Technology Choices & Tradeoffs
Redis + Bull/BullMQ: Excellent for Node.js. Fast, feature-rich, but Redis persistence requires careful configuration.
RabbitMQ: Battle-tested, supports complex routing. Overkill for simple use cases.
Amazon SQS: Zero operational overhead. Limited to 14-day retention, no priority queues.
Kafka: Overkill for task queues. Use it when you need event streaming, not job processing.
PostgreSQL-based (custom): Surprisingly viable. Use SELECT FOR UPDATE SKIP LOCKED for atomic job claiming. Scales to thousands of jobs per second with proper indexing.
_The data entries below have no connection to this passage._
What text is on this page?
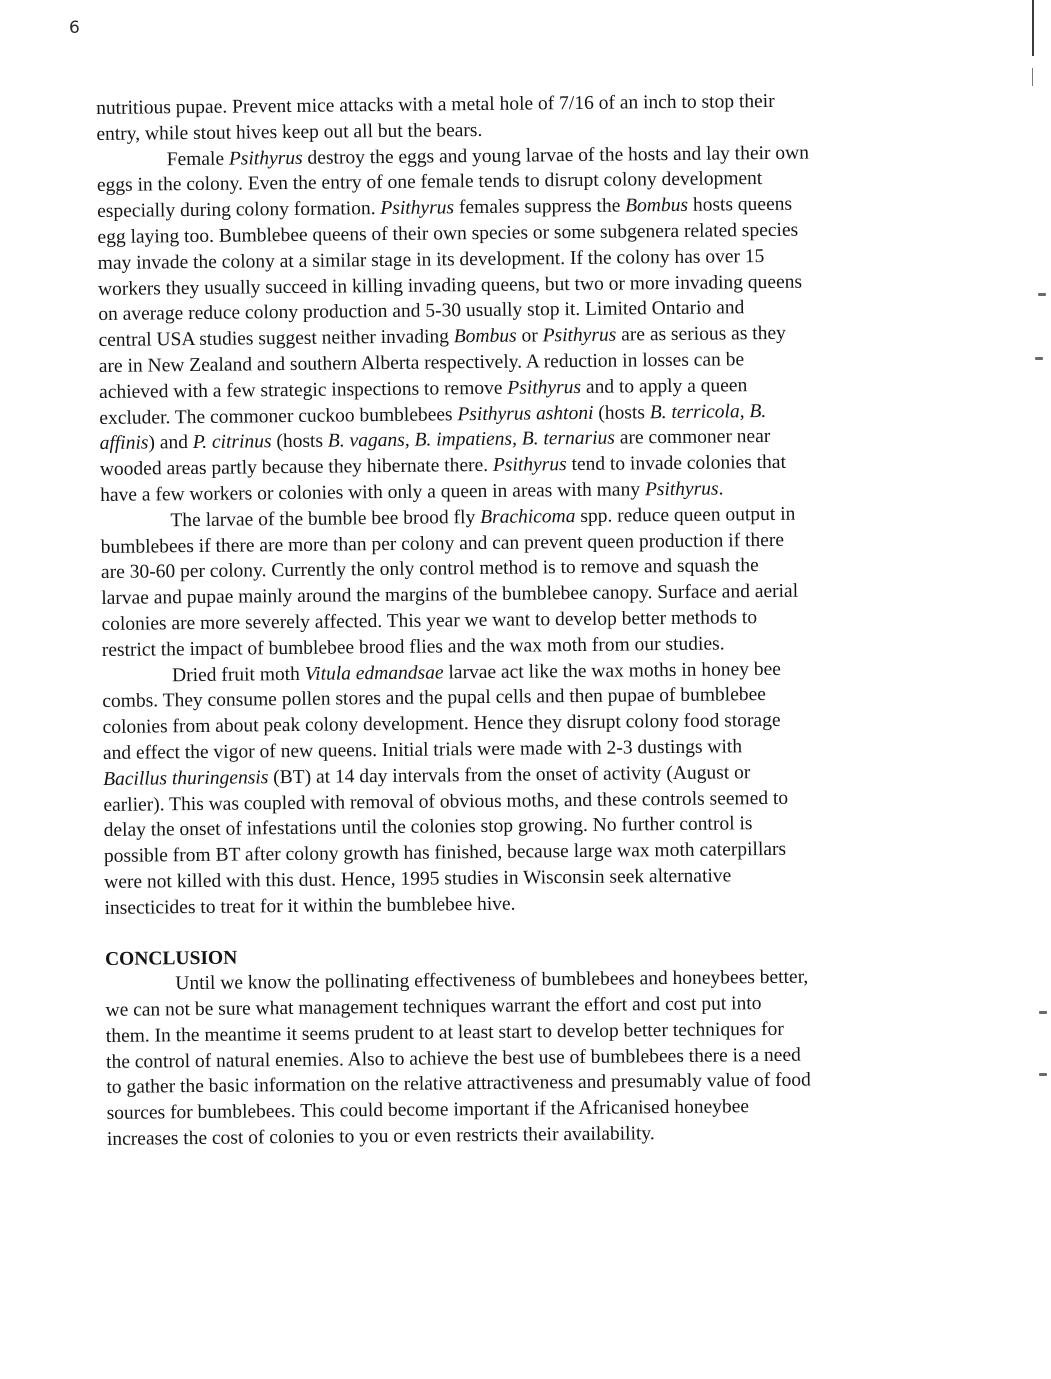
6
nutritious pupae. Prevent mice attacks with a metal hole of 7/16 of an inch to stop their
entry, while stout hives keep out all but the bears.
Female Psithyrus destroy the eggs and young larvae of the hosts and lay their own
eggs in the colony. Even the entry of one female tends to disrupt colony development
especially during colony formation. Psithyrus females suppress the Bombus hosts queens
egg laying too. Bumblebee queens of their own species or some subgenera related species
may invade the colony at a similar stage in its development. If the colony has over 15
workers they usually succeed in killing invading queens, but two or more invading queens
on average reduce colony production and 5-30 usually stop it. Limited Ontario and
central USA studies suggest neither invading Bombus or Psithyrus are as serious as they
are in New Zealand and southern Alberta respectively. A reduction in losses can be
achieved with a few strategic inspections to remove Psithyrus and to apply a queen
excluder. The commoner cuckoo bumblebees Psithyrus ashtoni (hosts B. terricola, B.
affinis) and P. citrinus (hosts B. vagans, B. impatiens, B. ternarius are commoner near
wooded areas partly because they hibernate there. Psithyrus tend to invade colonies that
have a few workers or colonies with only a queen in areas with many Psithyrus.
The larvae of the bumble bee brood fly Brachicoma spp. reduce queen output in
bumblebees if there are more than per colony and can prevent queen production if there
are 30-60 per colony. Currently the only control method is to remove and squash the
larvae and pupae mainly around the margins of the bumblebee canopy. Surface and aerial
colonies are more severely affected. This year we want to develop better methods to
restrict the impact of bumblebee brood flies and the wax moth from our studies.
Dried fruit moth Vitula edmandsae larvae act like the wax moths in honey bee
combs. They consume pollen stores and the pupal cells and then pupae of bumblebee
colonies from about peak colony development. Hence they disrupt colony food storage
and effect the vigor of new queens. Initial trials were made with 2-3 dustings with
Bacillus thuringensis (BT) at 14 day intervals from the onset of activity (August or
earlier). This was coupled with removal of obvious moths, and these controls seemed to
delay the onset of infestations until the colonies stop growing. No further control is
possible from BT after colony growth has finished, because large wax moth caterpillars
were not killed with this dust. Hence, 1995 studies in Wisconsin seek alternative
insecticides to treat for it within the bumblebee hive.
CONCLUSION
Until we know the pollinating effectiveness of bumblebees and honeybees better,
we can not be sure what management techniques warrant the effort and cost put into
them. In the meantime it seems prudent to at least start to develop better techniques for
the control of natural enemies. Also to achieve the best use of bumblebees there is a need
to gather the basic information on the relative attractiveness and presumably value of food
sources for bumblebees. This could become important if the Africanised honeybee
increases the cost of colonies to you or even restricts their availability.
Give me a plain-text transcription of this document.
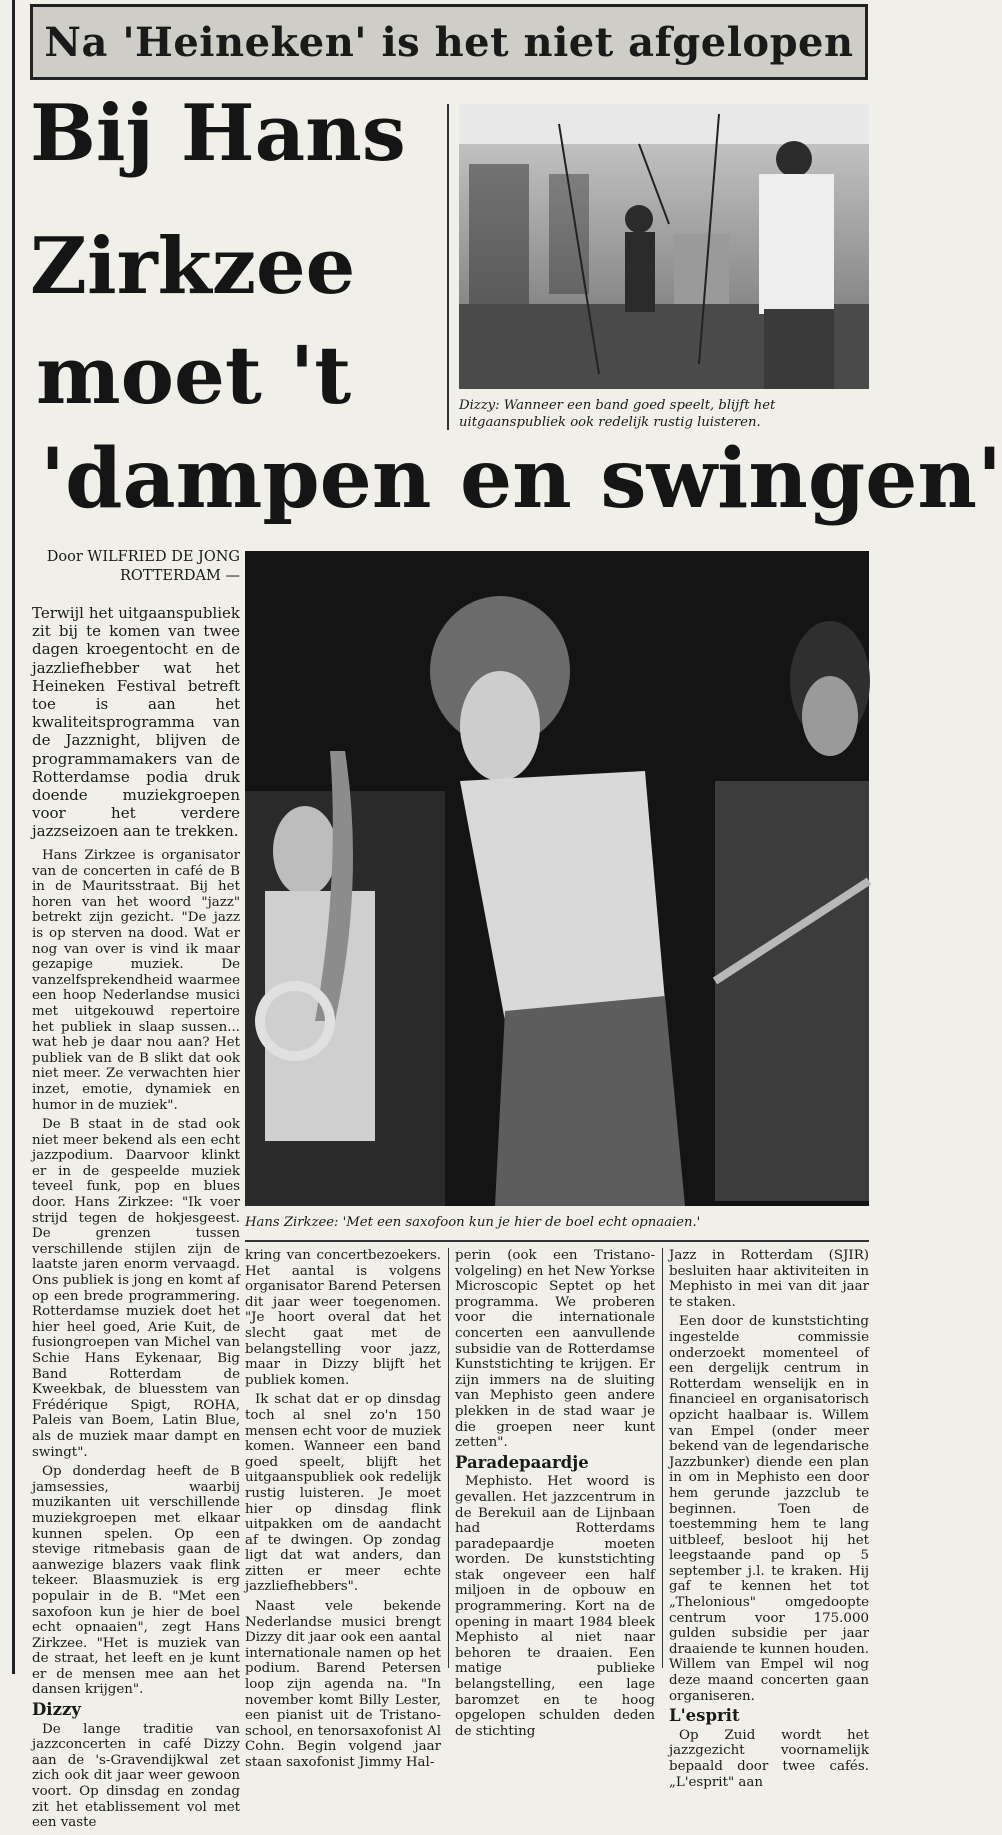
Na 'Heineken' is het niet afgelopen
Bij Hans
Zirkzee
moet 't
'dampen en swingen'
Dizzy: Wanneer een band goed speelt, blijft het uitgaanspubliek ook redelijk rustig luisteren.
Door WILFRIED DE JONG
ROTTERDAM —
Terwijl het uitgaanspubliek zit bij te komen van twee dagen kroegentocht en de jazzliefhebber wat het Heineken Festival betreft toe is aan het kwaliteitsprogramma van de Jazznight, blijven de programmamakers van de Rotterdamse podia druk doende muziekgroepen voor het verdere jazzseizoen aan te trekken.
Hans Zirkzee: 'Met een saxofoon kun je hier de boel echt opnaaien.'

Hans Zirkzee is organisator van de concerten in café de B in de Mauritsstraat. Bij het horen van het woord "jazz" betrekt zijn gezicht. "De jazz is op sterven na dood. Wat er nog van over is vind ik maar gezapige muziek. De vanzelfsprekendheid waarmee een hoop Nederlandse musici met uitgekouwd repertoire het publiek in slaap sussen... wat heb je daar nou aan? Het publiek van de B slikt dat ook niet meer. Ze verwachten hier inzet, emotie, dynamiek en humor in de muziek".

De B staat in de stad ook niet meer bekend als een echt jazzpodium. Daarvoor klinkt er in de gespeelde muziek teveel funk, pop en blues door. Hans Zirkzee: "Ik voer strijd tegen de hokjesgeest. De grenzen tussen verschillende stijlen zijn de laatste jaren enorm vervaagd. Ons publiek is jong en komt af op een brede programmering. Rotterdamse muziek doet het hier heel goed, Arie Kuit, de fusiongroepen van Michel van Schie Hans Eykenaar, Big Band Rotterdam de Kweekbak, de bluesstem van Frédérique Spigt, ROHA, Paleis van Boem, Latin Blue, als de muziek maar dampt en swingt".

Op donderdag heeft de B jamsessies, waarbij muzikanten uit verschillende muziekgroepen met elkaar kunnen spelen. Op een stevige ritmebasis gaan de aanwezige blazers vaak flink tekeer. Blaasmuziek is erg populair in de B. "Met een saxofoon kun je hier de boel echt opnaaien", zegt Hans Zirkzee. "Het is muziek van de straat, het leeft en je kunt er de mensen mee aan het dansen krijgen".

Dizzy

De lange traditie van jazzconcerten in café Dizzy aan de 's-Gravendijkwal zet zich ook dit jaar weer gewoon voort. Op dinsdag en zondag zit het etablissement vol met een vaste

kring van concertbezoekers. Het aantal is volgens organisator Barend Petersen dit jaar weer toegenomen. "Je hoort overal dat het slecht gaat met de belangstelling voor jazz, maar in Dizzy blijft het publiek komen.

Ik schat dat er op dinsdag toch al snel zo'n 150 mensen echt voor de muziek komen. Wanneer een band goed speelt, blijft het uitgaanspubliek ook redelijk rustig luisteren. Je moet hier op dinsdag flink uitpakken om de aandacht af te dwingen. Op zondag ligt dat wat anders, dan zitten er meer echte jazzliefhebbers".

Naast vele bekende Nederlandse musici brengt Dizzy dit jaar ook een aantal internationale namen op het podium. Barend Petersen loop zijn agenda na. "In november komt Billy Lester, een pianist uit de Tristano-school, en tenorsaxofonist Al Cohn. Begin volgend jaar staan saxofonist Jimmy Hal-

perin (ook een Tristano-volgeling) en het New Yorkse Microscopic Septet op het programma. We proberen voor die internationale concerten een aanvullende subsidie van de Rotterdamse Kunststichting te krijgen. Er zijn immers na de sluiting van Mephisto geen andere plekken in de stad waar je die groepen neer kunt zetten".

Paradepaardje

Mephisto. Het woord is gevallen. Het jazzcentrum in de Berekuil aan de Lijnbaan had Rotterdams paradepaardje moeten worden. De kunststichting stak ongeveer een half miljoen in de opbouw en programmering. Kort na de opening in maart 1984 bleek Mephisto al niet naar behoren te draaien. Een matige publieke belangstelling, een lage baromzet en te hoog opgelopen schulden deden de stichting

Jazz in Rotterdam (SJIR) besluiten haar aktiviteiten in Mephisto in mei van dit jaar te staken.

Een door de kunststichting ingestelde commissie onderzoekt momenteel of een dergelijk centrum in Rotterdam wenselijk en in financieel en organisatorisch opzicht haalbaar is. Willem van Empel (onder meer bekend van de legendarische Jazzbunker) diende een plan in om in Mephisto een door hem gerunde jazzclub te beginnen. Toen de toestemming hem te lang uitbleef, besloot hij het leegstaande pand op 5 september j.l. te kraken. Hij gaf te kennen het tot „Thelonious" omgedoopte centrum voor 175.000 gulden subsidie per jaar draaiende te kunnen houden. Willem van Empel wil nog deze maand concerten gaan organiseren.

L'esprit

Op Zuid wordt het jazzgezicht voornamelijk bepaald door twee cafés. „L'esprit" aan
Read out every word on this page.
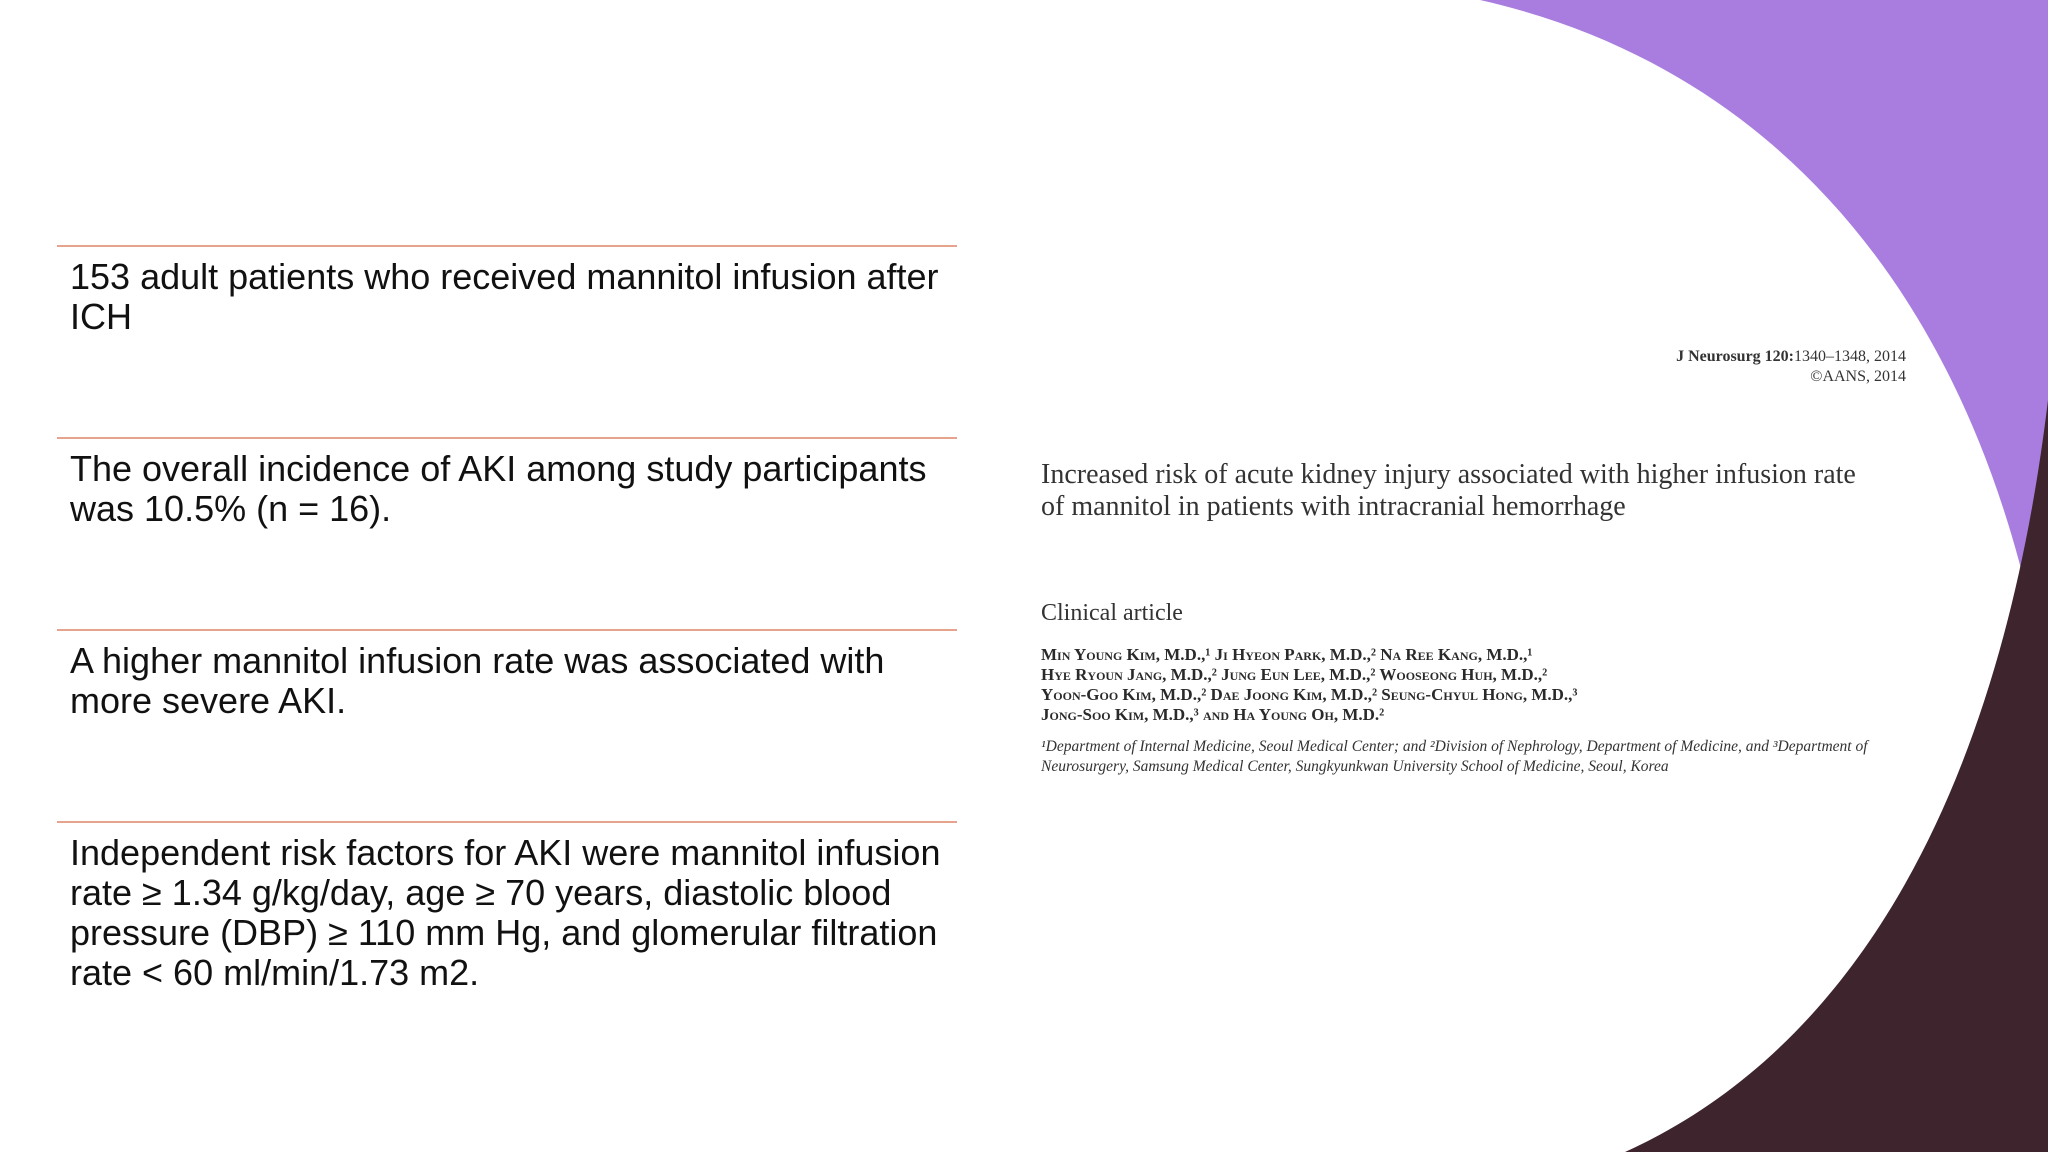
153 adult patients who received mannitol infusion after ICH

The overall incidence of AKI among study participants was 10.5% (n = 16).

A higher mannitol infusion rate was associated with more severe AKI.

Independent risk factors for AKI were mannitol infusion rate ≥ 1.34 g/kg/day, age ≥ 70 years, diastolic blood pressure (DBP) ≥ 110 mm Hg, and glomerular filtration rate < 60 ml/min/1.73 m2.

J Neurosurg 120:1340–1348, 2014
©AANS, 2014
Increased risk of acute kidney injury associated with higher infusion rate of mannitol in patients with intracranial hemorrhage
Clinical article
Min Young Kim, M.D.,¹ Ji Hyeon Park, M.D.,² Na Ree Kang, M.D.,¹
Hye Ryoun Jang, M.D.,² Jung Eun Lee, M.D.,² Wooseong Huh, M.D.,²
Yoon-Goo Kim, M.D.,² Dae Joong Kim, M.D.,² Seung-Chyul Hong, M.D.,³
Jong-Soo Kim, M.D.,³ and Ha Young Oh, M.D.²
¹Department of Internal Medicine, Seoul Medical Center; and ²Division of Nephrology, Department of Medicine, and ³Department of Neurosurgery, Samsung Medical Center, Sungkyunkwan University School of Medicine, Seoul, Korea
Build your own when you need deep integration with your domain model or have unusual requirements. Buy when reliability matters more than customization—battle-tested systems have handled edge cases you haven’t imagined yet.
For most teams, start with a managed solution. You can always migrate to something custom when you understand your actual requirements—not the ones you imagined.